Granted that Dodoma Region is dry, its water table is high and artesian wells can be sunk for irrigated farming of not only maize but also of other food and cash crops.

It is possible that large-scale farming can be carried out in central and western Tanzania.

We basically depend on agriculture, and keep saying it since we attained independence more than 40 years ago.

Yet we are not serious about it. There is no rationale behind such abject apathy!

The majority of Tanzanians in rural areas still use the antiquated hand hoe. The result is that what we produce in our farms is just sufficient to feed us instead of making us exporters of cereals and other cash crops.

The FAO country representative, Louise Setshwaelo, was also quoted by the press as saying that the Food and Agriculturural Organisation will continue helping Tanzania in its efforts to carry out irrigated farming.

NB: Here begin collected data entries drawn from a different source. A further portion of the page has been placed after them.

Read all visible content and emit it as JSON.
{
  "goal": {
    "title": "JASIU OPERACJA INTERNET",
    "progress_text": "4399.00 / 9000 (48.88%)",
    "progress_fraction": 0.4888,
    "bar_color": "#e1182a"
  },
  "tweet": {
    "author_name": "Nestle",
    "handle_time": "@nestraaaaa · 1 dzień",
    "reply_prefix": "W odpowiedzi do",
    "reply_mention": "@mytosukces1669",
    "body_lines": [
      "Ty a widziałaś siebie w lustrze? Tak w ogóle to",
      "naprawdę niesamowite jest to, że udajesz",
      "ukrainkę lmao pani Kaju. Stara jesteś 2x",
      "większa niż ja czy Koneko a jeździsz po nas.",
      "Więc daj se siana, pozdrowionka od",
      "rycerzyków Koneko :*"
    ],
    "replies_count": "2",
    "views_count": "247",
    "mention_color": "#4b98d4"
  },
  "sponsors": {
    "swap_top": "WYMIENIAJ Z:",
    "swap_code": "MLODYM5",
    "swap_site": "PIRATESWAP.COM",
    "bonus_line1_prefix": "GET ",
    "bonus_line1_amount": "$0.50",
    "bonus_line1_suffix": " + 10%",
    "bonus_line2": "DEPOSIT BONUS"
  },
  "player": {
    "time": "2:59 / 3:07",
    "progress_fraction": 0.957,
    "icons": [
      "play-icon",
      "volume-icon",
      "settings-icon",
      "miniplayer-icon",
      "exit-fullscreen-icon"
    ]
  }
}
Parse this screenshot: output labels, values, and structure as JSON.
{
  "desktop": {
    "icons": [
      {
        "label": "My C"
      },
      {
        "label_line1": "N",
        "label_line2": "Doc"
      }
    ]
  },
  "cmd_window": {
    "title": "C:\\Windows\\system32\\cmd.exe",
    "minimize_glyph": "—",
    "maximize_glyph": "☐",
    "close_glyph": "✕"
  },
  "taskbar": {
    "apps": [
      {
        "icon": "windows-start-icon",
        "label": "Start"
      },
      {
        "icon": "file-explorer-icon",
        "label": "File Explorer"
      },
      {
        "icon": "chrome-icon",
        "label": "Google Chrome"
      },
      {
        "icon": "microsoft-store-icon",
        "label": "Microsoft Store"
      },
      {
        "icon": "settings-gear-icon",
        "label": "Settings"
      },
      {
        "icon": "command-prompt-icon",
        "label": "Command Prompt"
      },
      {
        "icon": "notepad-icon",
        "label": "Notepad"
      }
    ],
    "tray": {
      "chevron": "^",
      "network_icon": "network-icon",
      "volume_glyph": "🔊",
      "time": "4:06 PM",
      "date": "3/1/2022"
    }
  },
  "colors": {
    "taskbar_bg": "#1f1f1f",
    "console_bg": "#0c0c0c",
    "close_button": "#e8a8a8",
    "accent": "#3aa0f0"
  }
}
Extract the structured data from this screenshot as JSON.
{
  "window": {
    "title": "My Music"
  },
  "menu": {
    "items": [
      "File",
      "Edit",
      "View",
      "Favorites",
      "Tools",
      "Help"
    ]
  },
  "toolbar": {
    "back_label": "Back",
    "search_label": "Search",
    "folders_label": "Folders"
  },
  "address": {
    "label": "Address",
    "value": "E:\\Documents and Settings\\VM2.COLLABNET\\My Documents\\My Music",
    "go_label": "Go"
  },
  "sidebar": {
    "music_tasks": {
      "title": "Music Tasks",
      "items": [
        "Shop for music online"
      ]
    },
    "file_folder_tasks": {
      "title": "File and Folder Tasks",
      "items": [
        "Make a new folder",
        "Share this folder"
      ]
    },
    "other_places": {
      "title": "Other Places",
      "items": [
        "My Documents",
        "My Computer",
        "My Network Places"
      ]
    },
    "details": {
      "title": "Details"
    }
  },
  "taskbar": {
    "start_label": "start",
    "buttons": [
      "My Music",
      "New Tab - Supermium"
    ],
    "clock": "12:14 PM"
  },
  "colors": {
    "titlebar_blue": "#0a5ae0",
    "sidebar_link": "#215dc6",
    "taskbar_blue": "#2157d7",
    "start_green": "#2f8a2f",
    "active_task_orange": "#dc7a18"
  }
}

We, therefore, do not seem to understand why our government cannot use such FAO’s goodwill to accelerate modern farming in Tanzania.

The giant Rufiji River basin can easily become the breadbasket of not only East Africa but also Malawi and Zambia and other Central African countries.
 
If we have the support of FAO, there is no reason why we cannot help ourselves to become net exporters of food and cash crops.

It is high time we used whatever means at our disposal to become the biggest producers of farm produce in East and Central Africa.

Subsistent farming in Tanzania, especially that which is rain-fed, should be as dead and extinct as the dodo bird on the island of Madagascar.